Modus Operandi ‘Love Scam’
Pelaksana Tugas Direktur Jenderal Imigrasi, Yuldi Yusman, menjelaskan bahwa para pelaku memulai aksinya dengan membangun komunikasi melalui aplikasi Telegram. Setelah korban merasa nyaman, pelaku akan melanjutkan interaksi melalui panggilan video (video call).
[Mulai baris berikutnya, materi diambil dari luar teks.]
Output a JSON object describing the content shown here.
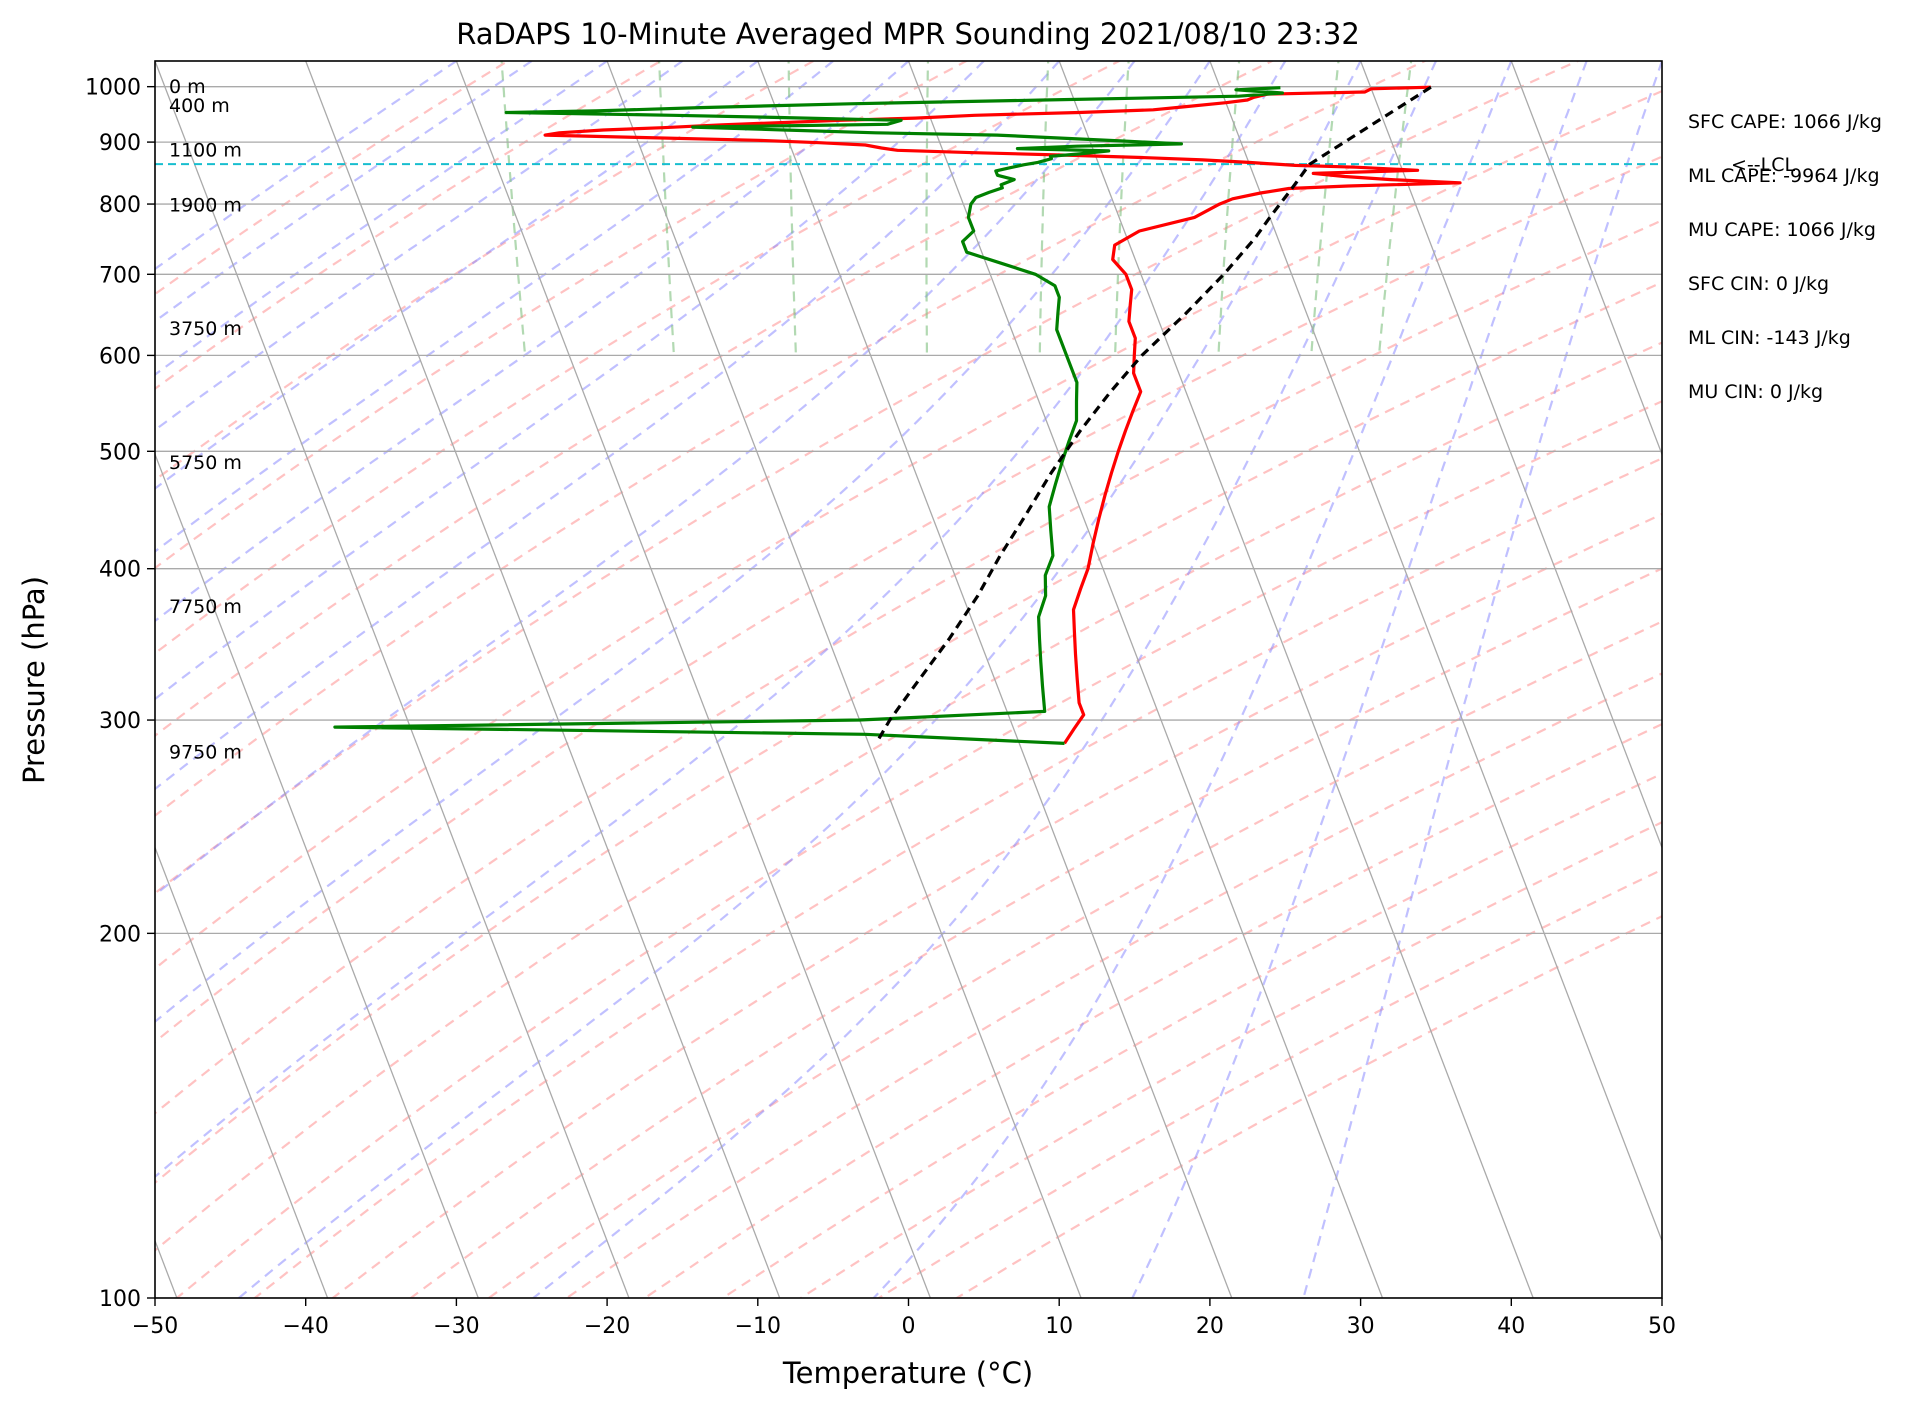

Dalam sesi panggilan video tersebut, pelaku merekam adegan intim korban, yang kemudian digunakan sebagai alat untuk memeras. Korban dipaksa menyerahkan sejumlah uang agar rekaman tersebut tidak disebarluaskan.
“Saat ini tim kami mengamankan pelaku dan barang bukti berupa ratusan unit telpon genggam, belasan laptop, dan PC serta monitor. Kemudian jaringan Wi-Fi, dan instalasi-instalasi jaringan untuk membantu para pelaku dalam menjalankan aksinya,” kata Yuldi, mengutip laporan Antara, Selasa (20/1/2026).
Kronologi Penangkapan
Penangkapan sindikat ini berawal dari laporan masyarakat mengenai aktivitas mencurigakan sejumlah WNA di sebuah rumah di kawasan Perumahan Gading Serpong. Petugas Imigrasi kemudian melakukan penyelidikan dan pemantauan intensif terhadap rumah tersebut.
Pada Kamis (8/1/2026), petugas melakukan penggeledahan dan berhasil mengamankan 14 WNA, yang terdiri dari 13 warga negara Republik Rakyat Tiongkok dan 1 warga negara Vietnam. Perkembangan selanjutnya, pada Sabtu (10/1/2026) dan Jumat (16/1/2026), tim kembali menangkap 7 WNA dan 4 WNA asal Tiongkok di dua lokasi berbeda.
Setelah dilakukan pemeriksaan, terungkap bahwa mayoritas korban dari penipuan ini adalah warga negara Korea Selatan yang tinggal di luar Indonesia. Hingga kini, total 27 WNA telah dibawa ke Kantor Imigrasi untuk menjalani pendetensian dan pemeriksaan lebih lanjut.
Ancaman Sanksi dan Pengejaran Lanjutan
Para pelaku terancam sanksi berat, tidak hanya terkait pelanggaran izin tinggal, tetapi juga dugaan tindak pidana kejahatan siber. Pihak Imigrasi menegaskan bahwa pengejaran terhadap anggota jaringan lain yang diduga masih bersembunyi di Indonesia terus dilakukan.